Under those same conditions, you can quite readily do ~100 Gb/core-second (ignoring encryption, encryption will bottleneck you to 30-50 Gb/core-second on modern chips with AES acceleration instructions) in software with feature parity with proper protocol design and implementation.
We measured:
1. Association state + Per PATH CC/RTO, timers, RTT tracking, cwnd etc.
2. Selective ACKs and re-transmit logic.
3. chunk framing + tsn sequences.
4. ordered vs unordered delivery, and fragmentation/reassembly.
much more ...
Also our vnet-based implementation isn't just dumb buffer, we have packet on wire validation, SCTP parsing, CRC32c validations. deterministic network conditions emulator.

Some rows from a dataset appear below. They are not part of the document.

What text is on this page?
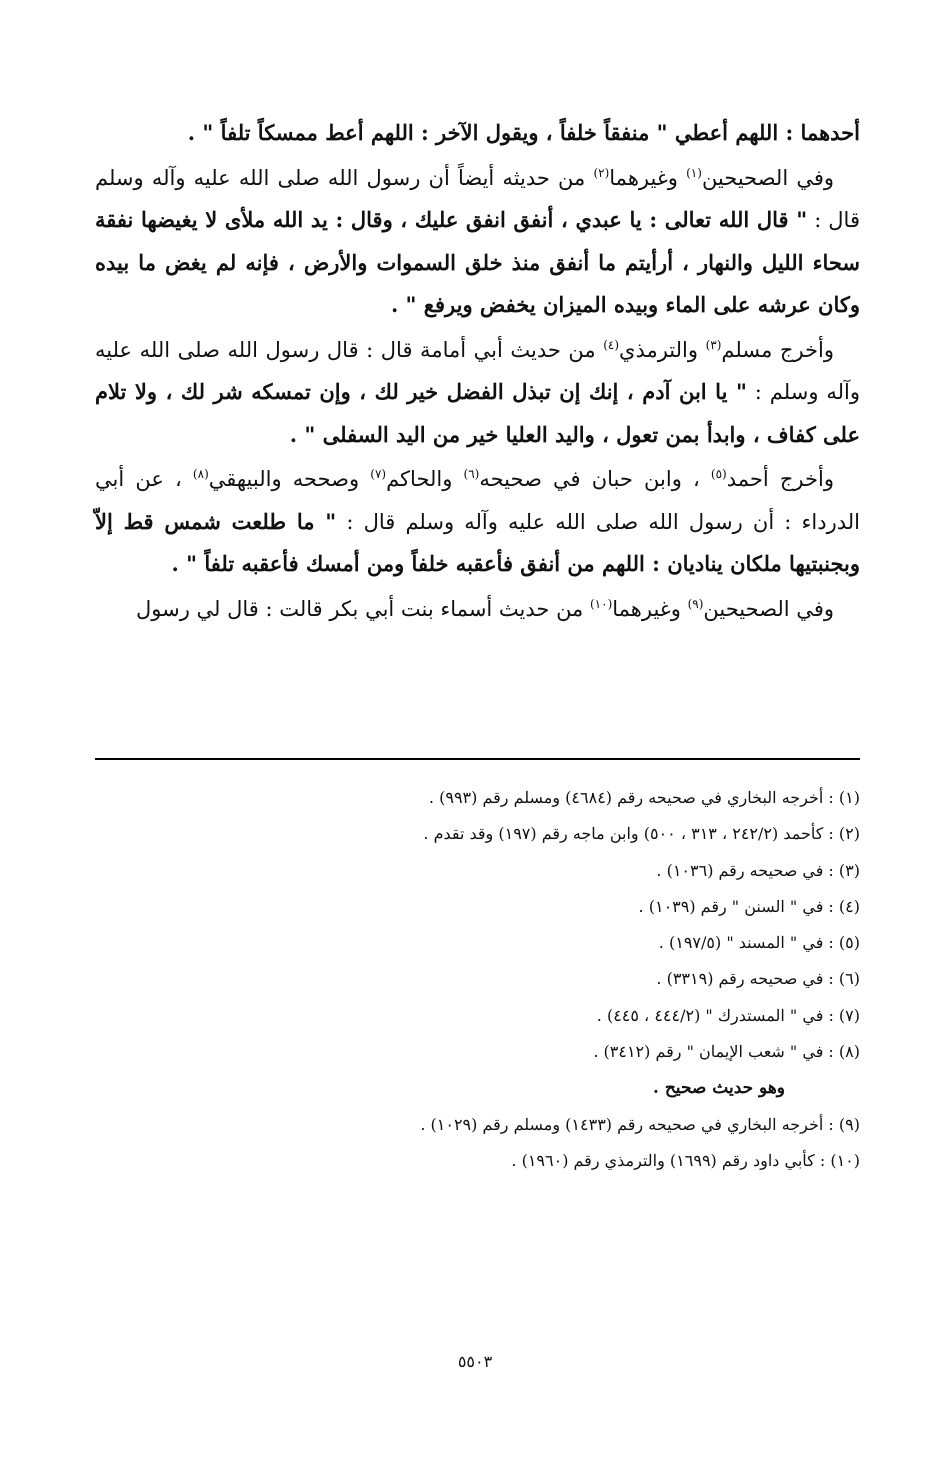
أحدهما : اللهم أعطي " منفقاً خلفاً ، ويقول الآخر : اللهم أعط ممسكاً تلفاً " .

وفي الصحيحين$^{(١)}$ وغيرهما$^{(٢)}$ من حديثه أيضاً أن رسول الله صلى الله عليه وآله وسلم قال : " قال الله تعالى : يا عبدي ، أنفق انفق عليك ، وقال : يد الله ملأى لا يغيضها نفقة سحاء الليل والنهار ، أرأيتم ما أنفق منذ خلق السموات والأرض ، فإنه لم يغض ما بيده وكان عرشه على الماء وبيده الميزان يخفض ويرفع " .

وأخرج مسلم$^{(٣)}$ والترمذي$^{(٤)}$ من حديث أبي أمامة قال : قال رسول الله صلى الله عليه وآله وسلم : " يا ابن آدم ، إنك إن تبذل الفضل خير لك ، وإن تمسكه شر لك ، ولا تلام على كفاف ، وابدأ بمن تعول ، واليد العليا خير من اليد السفلى " .

وأخرج أحمد$^{(٥)}$ ، وابن حبان في صحيحه$^{(٦)}$ والحاكم$^{(٧)}$ وصححه والبيهقي$^{(٨)}$ ، عن أبي الدرداء : أن رسول الله صلى الله عليه وآله وسلم قال : " ما طلعت شمس قط إلاّ وبجنبتيها ملكان يناديان : اللهم من أنفق فأعقبه خلفاً ومن أمسك فأعقبه تلفاً " .

وفي الصحيحين$^{(٩)}$ وغيرهما$^{(١٠)}$ من حديث أسماء بنت أبي بكر قالت : قال لي رسول

(١) : أخرجه البخاري في صحيحه رقم (٤٦٨٤) ومسلم رقم (٩٩٣) .

(٢) : كأحمد (٢٤٢/٢ ، ٣١٣ ، ٥٠٠) وابن ماجه رقم (١٩٧) وقد تقدم .

(٣) : في صحيحه رقم (١٠٣٦) .

(٤) : في " السنن " رقم (١٠٣٩) .

(٥) : في " المسند " (١٩٧/٥) .

(٦) : في صحيحه رقم (٣٣١٩) .

(٧) : في " المستدرك " (٤٤٤/٢ ، ٤٤٥) .

(٨) : في " شعب الإيمان " رقم (٣٤١٢) .

وهو حديث صحيح .

(٩) : أخرجه البخاري في صحيحه رقم (١٤٣٣) ومسلم رقم (١٠٢٩) .

(١٠) : كأبي داود رقم (١٦٩٩) والترمذي رقم (١٩٦٠) .

٥٥٠٣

With real time conditions.
Sure you can get 100 GB/Core second if you bypass all of that and just do huge batching
The blog post claim is just under the same SCTP semantics and the same test harness, enabling RACK has a huge win. not the absolute ceilings of in-process "virtual network" sockets :)

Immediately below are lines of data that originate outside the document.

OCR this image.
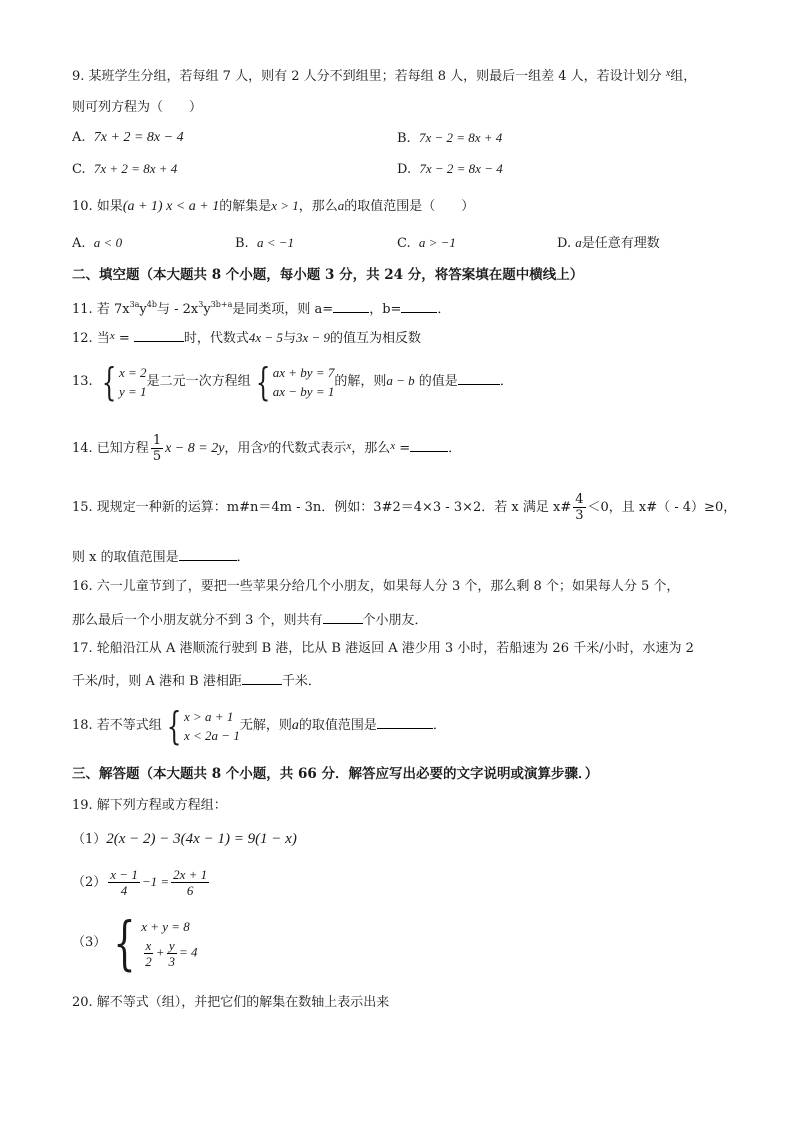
9. 某班学生分组，若每组 7 人，则有 2 人分不到组里；若每组 8 人，则最后一组差 4 人，若设计划分 $^x$组，
则可列方程为（　　）
A. 7x + 2 = 8x − 4	B. 7x − 2 = 8x + 4
C. 7x + 2 = 8x + 4	D. 7x − 2 = 8x − 4
10. 如果(a + 1) x < a + 1的解集是x > 1，那么a的取值范围是（　　）
A. a < 0	B. a < −1	C. a > −1	D. a是任意有理数
二、填空题（本大题共 8 个小题，每小题 3 分，共 24 分，将答案填在题中横线上）
11. 若 $7x^{3a}y^{4b}$与 - $2x^3y^{3b+a}$是同类项，则 a=	，b=	．
12. 当$^x$ =	时，代数式4x − 5与3x − 9的值互为相反数
13. { x = 2
y = 1
是二元一次方程组 { ax + by = 7
ax − by = 1
的解，则a − b 的值是	．
14. 已知方程 $\frac{1}{5}$ x − 8 = 2y，用含$^y$的代数式表示$^x$，那么$^x$ =	．
15. 现规定一种新的运算：m#n＝4m - 3n．例如：3#2＝4×3 - 3×2．若 x 满足 x# $\frac{4}{3} <0$，且 x#（ - 4）≥0，
则 x 的取值范围是	．
16. 六一儿童节到了，要把一些苹果分给几个小朋友，如果每人分 3 个，那么剩 8 个；如果每人分 5 个，
那么最后一个小朋友就分不到 3 个，则共有	个小朋友．
17. 轮船沿江从 A 港顺流行驶到 B 港，比从 B 港返回 A 港少用 3 小时，若船速为 26 千米/小时，水速为 2
千米/时，则 A 港和 B 港相距	千米．
18. 若不等式组 { x > a + 1
x < 2a − 1
无解，则a的取值范围是	．
三、解答题（本大题共 8 个小题，共 66 分．解答应写出必要的文字说明或演算步骤．）
19. 解下列方程或方程组：
（1）2(x − 2) − 3(4x − 1) = 9(1 − x)
$(2) \frac{x - 1}{4} -1 = \frac{2x + 1}{6}$
（3） { x + y = 8
$\frac{x}{2} + \frac{y}{3} = 4$
20. 解不等式（组），并把它们的解集在数轴上表示出来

If we ever want a true ceiling number, we could add a separate fast path (e.g, a dump-writer / sink that skips most validation) or validate after run, but that's not in scope right now. our scope was: (1) validate Pion/SCTP PRs and (2) compare performance against other branches and version. so for relative benchmark under identical conditions.
on head-of-line blocking: we have a pending RFC 8260 message interleaving (I-DATA) implementation, and we've tested with it; it helps reduce HoL on the sender side (especially around fragmentation). our benchmark tool has a flag to run with interleaving, and we tested it quit a bit. We plan to release it in Jan.